Talk about concision. As a thought experiment, consider that the typical complex audio sine wave – whether you’re playing CD, DVD-A, SACD, tape, vinyl, or HD digital files – is the only form of information that can drive a woofer, a midrange or a tweeter and produce music. Now, enlarge a portion of a slope on any one of those sine waves till you begin to see a loss of smoothness, till you can see noise signalsriding on the legitimate, musical sine wave. It doesn’t look right, does it? And if the picture I’ve drawn is correct, it won’t sound right either, certainly not once you’ve heard the same sine waves minus the noise modulation. How do these spurious signals get there? How do frequencies at the far reaches of the spectrum effect frequencies at the low (audible) end? 

Of course there are, in the case of a DAC, two areas that are effected by noise modulation, digital and analog. In the case of the latter, intermodulation distortion, IMD, is probably an important factor. After all, even if the voltage samples coming from the digital filter accurately correlate to the original analog wave form, a poorly designed or executed analog stage will produce inferior sound quality. Bel Canto is keenly aware of this and put a lot of design effort into this stage. And as with any analog stage, the cleaner the power, the more accurate the amplifier, the more realistic the music.

Inter-modulation distortion is a standard test measurement of audio performance. REF1000 amplifiers, for example, are rated at 0.0007% IMD (CCIF) at one watt into 4 ohms, using 14:15KHz tones. IMD occurs due to circuit nonlinearity and sounds especially harsh and unpleasant because it is not harmonically related to the audio signal. “These [products] are found by subtracting the two tones…then subtracting the second tone from twice the first tone, and then turning around and subtracting the first tone from twice the second, and so on.” ( In the specified test used for the REF1000, sidebands of 1KHz, 13KHz, 16KHz, etc. will be generated, none of which are harmonically related to the original frequencies of 14KHz and 15KHz. (At one watt output, overall IMD for the REF1000 will be in the range of seven millionths of a watt. Can we actually hear the effects of such minuscule distortion? Apparently.) The same thing happens with those spurious high frequencies I’m calling noise, they inter-modulate one another and generate products that can fall within hearing range. These products are very low level, they are random, they are unrelated to the music, they are virtually impossible to measure with certainty and accuracy (partly due to the noise floor of the test equipment), but their effects are audible.

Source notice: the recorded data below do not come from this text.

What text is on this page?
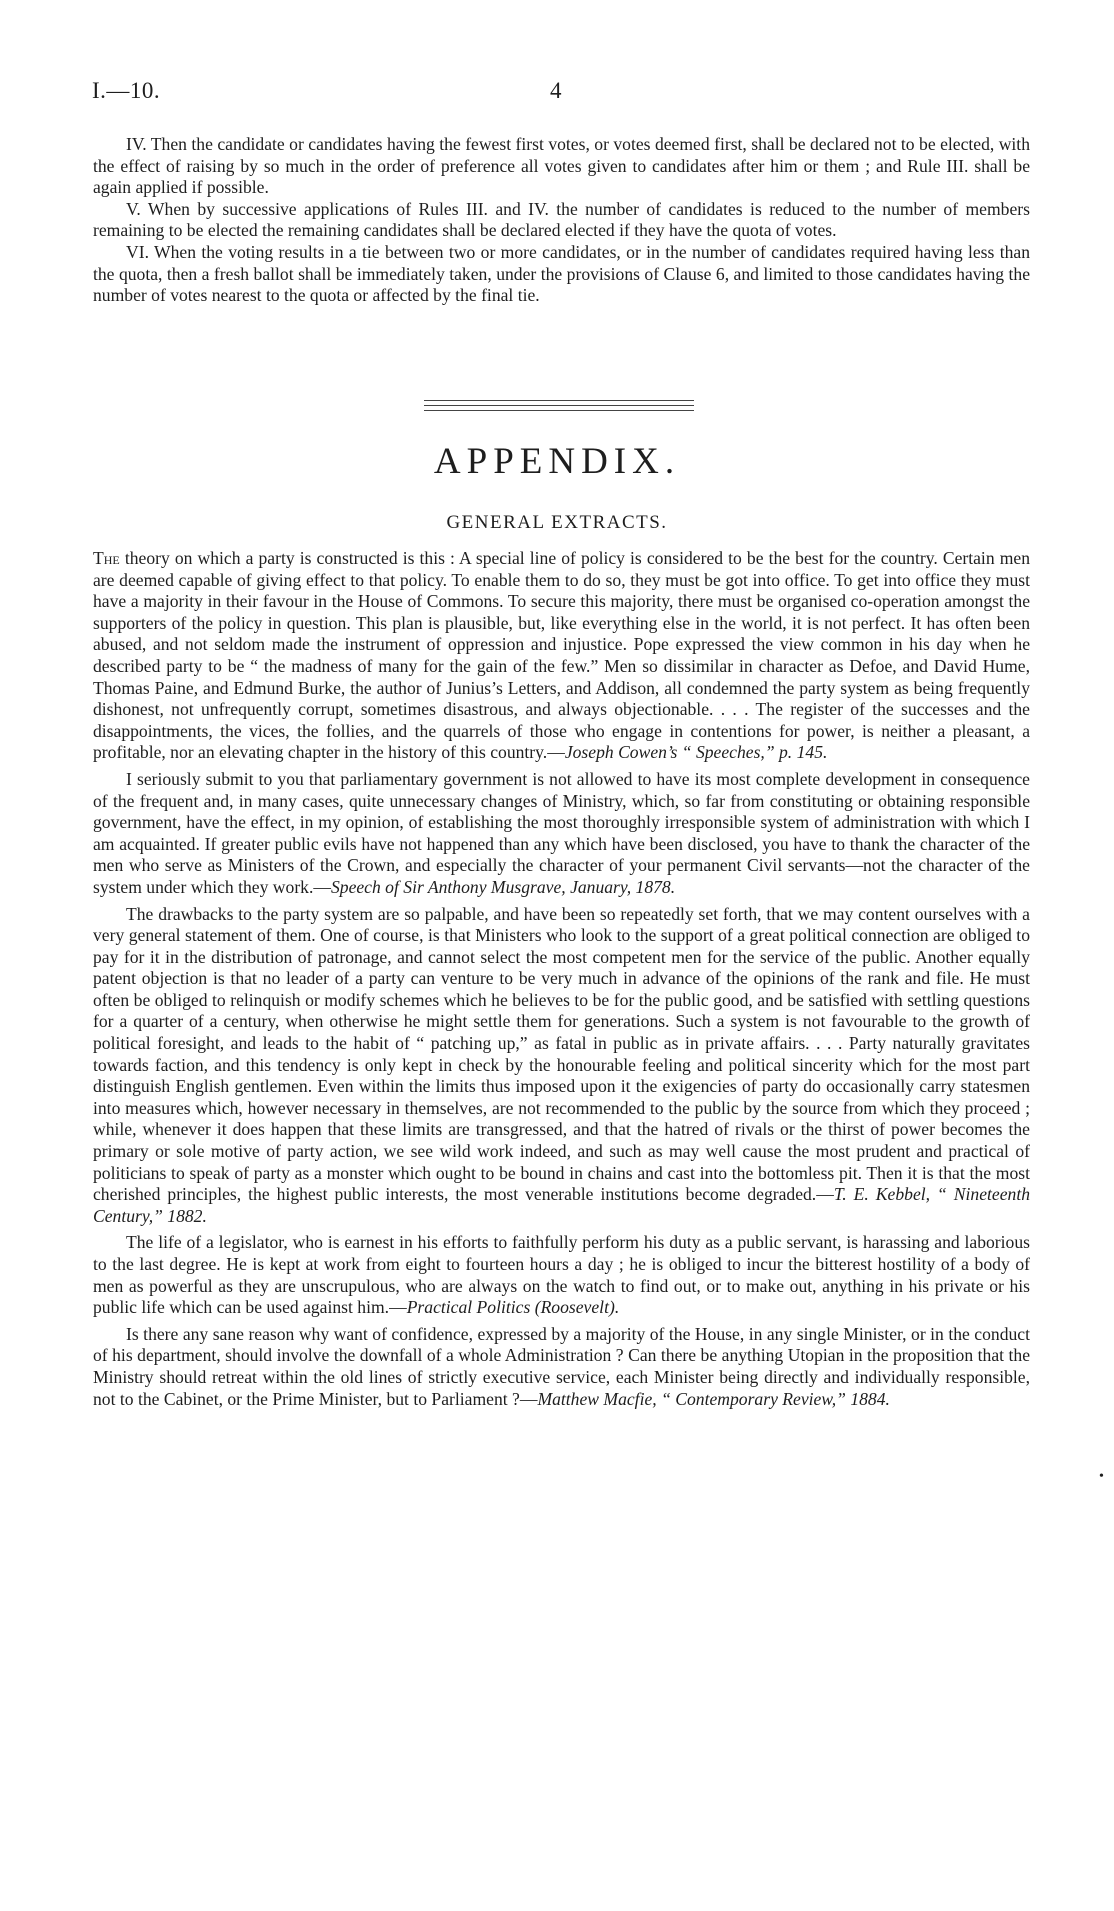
I.—10.	4

IV. Then the candidate or candidates having the fewest first votes, or votes deemed first, shall be declared not to be elected, with the effect of raising by so much in the order of preference all votes given to candidates after him or them ; and Rule III. shall be again applied if possible.

V. When by successive applications of Rules III. and IV. the number of candidates is reduced to the number of members remaining to be elected the remaining candidates shall be declared elected if they have the quota of votes.

VI. When the voting results in a tie between two or more candidates, or in the number of candidates required having less than the quota, then a fresh ballot shall be immediately taken, under the provisions of Clause 6, and limited to those candidates having the number of votes nearest to the quota or affected by the final tie.

APPENDIX.
GENERAL EXTRACTS.

The theory on which a party is constructed is this : A special line of policy is considered to be the best for the country. Certain men are deemed capable of giving effect to that policy. To enable them to do so, they must be got into office. To get into office they must have a majority in their favour in the House of Commons. To secure this majority, there must be organised co-operation amongst the supporters of the policy in question. This plan is plausible, but, like everything else in the world, it is not perfect. It has often been abused, and not seldom made the instrument of oppression and injustice. Pope expressed the view common in his day when he described party to be “ the madness of many for the gain of the few.” Men so dissimilar in character as Defoe, and David Hume, Thomas Paine, and Edmund Burke, the author of Junius’s Letters, and Addison, all condemned the party system as being frequently dishonest, not unfrequently corrupt, sometimes disastrous, and always objectionable. . . . The register of the successes and the disappointments, the vices, the follies, and the quarrels of those who engage in contentions for power, is neither a pleasant, a profitable, nor an elevating chapter in the history of this country.—Joseph Cowen’s “ Speeches,” p. 145.

I seriously submit to you that parliamentary government is not allowed to have its most complete development in consequence of the frequent and, in many cases, quite unnecessary changes of Ministry, which, so far from constituting or obtaining responsible government, have the effect, in my opinion, of establishing the most thoroughly irresponsible system of administration with which I am acquainted. If greater public evils have not happened than any which have been disclosed, you have to thank the character of the men who serve as Ministers of the Crown, and especially the character of your permanent Civil servants—not the character of the system under which they work.—Speech of Sir Anthony Musgrave, January, 1878.

The drawbacks to the party system are so palpable, and have been so repeatedly set forth, that we may content ourselves with a very general statement of them. One of course, is that Ministers who look to the support of a great political connection are obliged to pay for it in the distribution of patronage, and cannot select the most competent men for the service of the public. Another equally patent objection is that no leader of a party can venture to be very much in advance of the opinions of the rank and file. He must often be obliged to relinquish or modify schemes which he believes to be for the public good, and be satisfied with settling questions for a quarter of a century, when otherwise he might settle them for generations. Such a system is not favourable to the growth of political foresight, and leads to the habit of “ patching up,” as fatal in public as in private affairs. . . . Party naturally gravitates towards faction, and this tendency is only kept in check by the honourable feeling and political sincerity which for the most part distinguish English gentlemen. Even within the limits thus imposed upon it the exigencies of party do occasionally carry statesmen into measures which, however necessary in themselves, are not recommended to the public by the source from which they proceed ; while, whenever it does happen that these limits are transgressed, and that the hatred of rivals or the thirst of power becomes the primary or sole motive of party action, we see wild work indeed, and such as may well cause the most prudent and practical of politicians to speak of party as a monster which ought to be bound in chains and cast into the bottomless pit. Then it is that the most cherished principles, the highest public interests, the most venerable institutions become degraded.—T. E. Kebbel, “ Nineteenth Century,” 1882.

The life of a legislator, who is earnest in his efforts to faithfully perform his duty as a public servant, is harassing and laborious to the last degree. He is kept at work from eight to fourteen hours a day ; he is obliged to incur the bitterest hostility of a body of men as powerful as they are unscrupulous, who are always on the watch to find out, or to make out, anything in his private or his public life which can be used against him.—Practical Politics (Roosevelt).

Is there any sane reason why want of confidence, expressed by a majority of the House, in any single Minister, or in the conduct of his department, should involve the downfall of a whole Administration ? Can there be anything Utopian in the proposition that the Ministry should retreat within the old lines of strictly executive service, each Minister being directly and individually responsible, not to the Cabinet, or the Prime Minister, but to Parliament ?—Matthew Macfie, “ Contemporary Review,” 1884.

•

How do I know? Because their reduction in the DAC3VB produces an audible change. 

Just as IMD in the analog realm can result from the products of high frequency noise, so noise modulation can also produce problems in the digital realm. This manifests as phase distortion. I am on less intuitive ground here, but I know that noise can cause phase modulation of the clocks in a DAC, it can make them less stable and less accurate. The complexity of the conversion process in a modern DAC, and the fact that it works as well as it does, is little short of amazing. And certainly, no component of the DAC topology is more critical than clock accuracy. This type of distortion is audible and is similar to jitter, the long-time bane of digital processing. Jitter, like much that I’m talking about, doesn’t necessarily declare itself to untrained ears like mine, but it’s removal certainly does.